Can't decide which one is .key and which one is .crt?


#1

After successfully issued the cert, i got cert.pem chain.pem fullchain.pem privkey.pem 4 files, but this project needs REGISTRY_HTTP_TLS_CERTIFICATE and REGISTRY_HTTP_TLS_KEY, so I don’t know how to fill these values.

then i tried

openssl x509 -outform der -in chain.pem -out domain.crt
openssl rsa -outform der -in privkey.pem -out domain.key

verified those generated files with openssl seems good, but when I docker-compose up i got this error:

level=fatal msg="crypto/tls: private key does not match public key

#2
  • chain.pem contains the intermediate/issuer certificate under which Let’s Encrypt signs certificates.
  • cert.pem contains your actual certificate.
  • fullchain.pem is a combination of chain.pem and cert.pem.
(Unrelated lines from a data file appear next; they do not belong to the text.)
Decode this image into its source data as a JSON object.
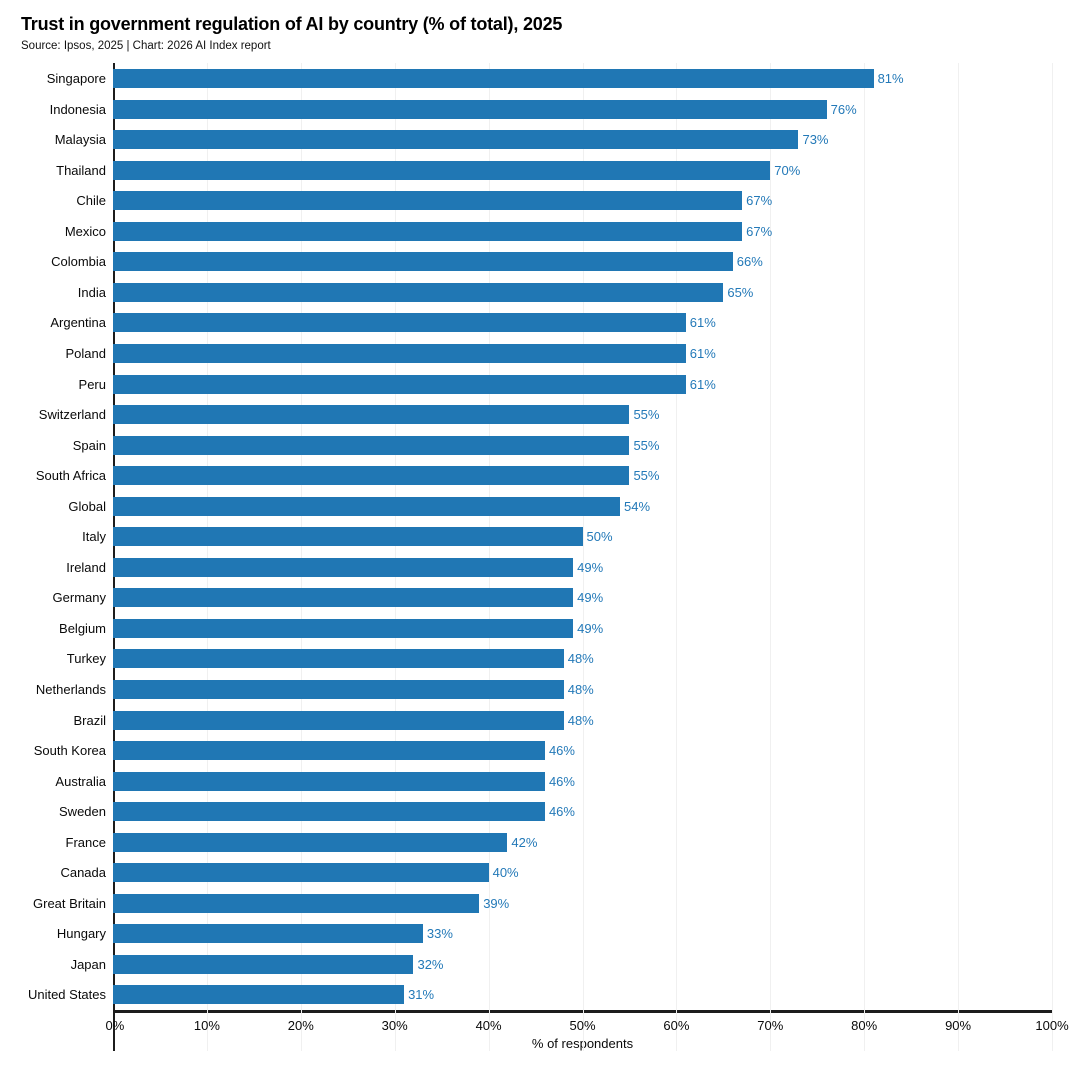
{
  "chart_data": {
    "type": "bar",
    "orientation": "horizontal",
    "title": "Trust in government regulation of AI by country (% of total), 2025",
    "subtitle": "Source: Ipsos, 2025 | Chart: 2026 AI Index report",
    "xlabel": "% of respondents",
    "xlim": [
      0,
      100
    ],
    "x_ticks": [
      "0%",
      "10%",
      "20%",
      "30%",
      "40%",
      "50%",
      "60%",
      "70%",
      "80%",
      "90%",
      "100%"
    ],
    "grid": "vertical-light",
    "legend": "none",
    "bar_color": "#2077b4",
    "value_label_color": "#2379b8",
    "value_suffix": "%",
    "categories": [
      "Singapore",
      "Indonesia",
      "Malaysia",
      "Thailand",
      "Chile",
      "Mexico",
      "Colombia",
      "India",
      "Argentina",
      "Poland",
      "Peru",
      "Switzerland",
      "Spain",
      "South Africa",
      "Global",
      "Italy",
      "Ireland",
      "Germany",
      "Belgium",
      "Turkey",
      "Netherlands",
      "Brazil",
      "South Korea",
      "Australia",
      "Sweden",
      "France",
      "Canada",
      "Great Britain",
      "Hungary",
      "Japan",
      "United States"
    ],
    "values": [
      81,
      76,
      73,
      70,
      67,
      67,
      66,
      65,
      61,
      61,
      61,
      55,
      55,
      55,
      54,
      50,
      49,
      49,
      49,
      48,
      48,
      48,
      46,
      46,
      46,
      42,
      40,
      39,
      33,
      32,
      31
    ]
  }
}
This is most likely the file you want for REGISTRY_HTTP_TLS_CERTIFICATE.
  • privkey.pem is what you need for REGISTRY_HTTP_TLS_KEY.

#3

@pfg How could u answer my question like this perfect?
It’s all good, thanks a lot ! :smiley:


#4

Quick question: almost every bit of advice says to use fullchain when a config asks for the cert - when would we use cert.pem as opposed to fullchain.pem? Or is fullchain preferable in just about every situation?


#5

The only time you can safely use cert.pem is with servers that ask for chain.pem separately, such as older versions of Apache.


#6

Ah, thanks. I’m on the latest Apache 2.4, Postfix 3.1, etc. No wonder cert.pem doesn’t work on it’s own!